We used the WebPlotDigitizer tool to read digitized KM curves. We estimated IPD data from the digitalized KM curves by direct calculation via inverting the construction of the KM curve similarly as described in Guyot et al. We plotted the study-level KM curves on the sample plot. Moreover, we also created pooled survival curves with confidence intervals using the multivariate methodology of Combescure et al.
In the majority of the meta-analyses, only studies with at least 3 observations were included. In case of the study-level meta-analysis of the 36-month survival probability, we only included studies having at least 10 patients. For the individual Cox regression we performed the analyses under both criteria.
A leave-one-out sensitivity analysis was conducted by systematically excluding 1 study at a time to evaluate the robustness of our findings. For the analysis of mean differences in BSCVA, the univariate nature of the data allowed for the generation of leave-one-out plots using the dmetar R package. For all other outcomes, leave-one-out results were presented in tabular format.

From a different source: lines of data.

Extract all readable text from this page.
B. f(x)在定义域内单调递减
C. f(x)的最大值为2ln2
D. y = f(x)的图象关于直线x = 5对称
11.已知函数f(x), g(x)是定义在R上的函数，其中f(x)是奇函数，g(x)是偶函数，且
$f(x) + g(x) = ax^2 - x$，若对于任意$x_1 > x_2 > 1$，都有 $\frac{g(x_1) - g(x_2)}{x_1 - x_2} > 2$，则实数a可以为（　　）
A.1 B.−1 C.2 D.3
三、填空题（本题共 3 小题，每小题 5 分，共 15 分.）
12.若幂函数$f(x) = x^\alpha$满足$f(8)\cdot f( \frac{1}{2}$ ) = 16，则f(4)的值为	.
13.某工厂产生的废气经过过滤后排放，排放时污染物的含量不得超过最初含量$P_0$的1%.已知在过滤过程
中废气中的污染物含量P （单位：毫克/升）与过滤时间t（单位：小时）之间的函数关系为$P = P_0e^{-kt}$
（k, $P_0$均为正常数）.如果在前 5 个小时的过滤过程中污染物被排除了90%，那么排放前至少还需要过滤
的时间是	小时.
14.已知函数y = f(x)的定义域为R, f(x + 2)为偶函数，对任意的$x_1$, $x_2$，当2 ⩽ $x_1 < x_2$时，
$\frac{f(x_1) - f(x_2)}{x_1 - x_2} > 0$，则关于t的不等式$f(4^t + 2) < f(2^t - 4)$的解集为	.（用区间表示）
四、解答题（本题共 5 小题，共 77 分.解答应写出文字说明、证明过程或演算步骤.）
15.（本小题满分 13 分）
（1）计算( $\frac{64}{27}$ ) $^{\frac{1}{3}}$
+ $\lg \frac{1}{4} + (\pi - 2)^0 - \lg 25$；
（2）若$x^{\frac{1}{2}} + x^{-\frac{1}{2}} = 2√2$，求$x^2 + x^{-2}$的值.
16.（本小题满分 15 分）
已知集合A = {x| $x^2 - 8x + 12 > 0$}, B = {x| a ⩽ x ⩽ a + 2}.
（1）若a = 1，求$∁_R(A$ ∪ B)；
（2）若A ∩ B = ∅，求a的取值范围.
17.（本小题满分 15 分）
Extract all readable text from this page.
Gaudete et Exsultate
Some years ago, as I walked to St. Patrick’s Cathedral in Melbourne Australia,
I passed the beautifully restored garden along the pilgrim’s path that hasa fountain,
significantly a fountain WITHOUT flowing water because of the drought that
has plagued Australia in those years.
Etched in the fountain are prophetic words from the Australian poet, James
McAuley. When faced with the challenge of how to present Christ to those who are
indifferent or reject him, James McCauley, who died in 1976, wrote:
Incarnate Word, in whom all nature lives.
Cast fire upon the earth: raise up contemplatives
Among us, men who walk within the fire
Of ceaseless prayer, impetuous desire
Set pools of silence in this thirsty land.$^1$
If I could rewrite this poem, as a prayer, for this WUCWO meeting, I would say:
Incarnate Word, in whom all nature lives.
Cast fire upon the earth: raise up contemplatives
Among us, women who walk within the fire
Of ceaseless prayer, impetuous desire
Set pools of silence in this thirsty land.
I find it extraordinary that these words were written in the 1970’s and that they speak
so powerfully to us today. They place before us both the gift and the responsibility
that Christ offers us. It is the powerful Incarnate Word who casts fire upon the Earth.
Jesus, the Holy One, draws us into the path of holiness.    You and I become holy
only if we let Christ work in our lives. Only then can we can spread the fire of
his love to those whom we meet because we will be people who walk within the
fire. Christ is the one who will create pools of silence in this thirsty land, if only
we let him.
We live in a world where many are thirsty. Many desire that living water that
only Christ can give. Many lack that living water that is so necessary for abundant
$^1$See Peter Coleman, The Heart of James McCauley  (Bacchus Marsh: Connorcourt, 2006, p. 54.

Publication bias analysis was not possible since, in each subgroup, the number of involved studies was less than 10.
Assessment of the Grade of Evidence
Given the limited number of comparative studies, it was not possible to determine the level of evidence for the analyzed outcomes.
Protocol Amendment
As there were not enough articles and reported data on rates of rejection and rebubbling, we deviated from the original plan and did not analyse their incidences.
RESULTS
Search and Selection
Our systematic search identified a total of 2813 articles. After removing duplicates, 1963 publications were screened. Ultimately, 19 studies were deemed eligible for inclusion in the qualitative and quantitative synthesis ( Figure 1 ).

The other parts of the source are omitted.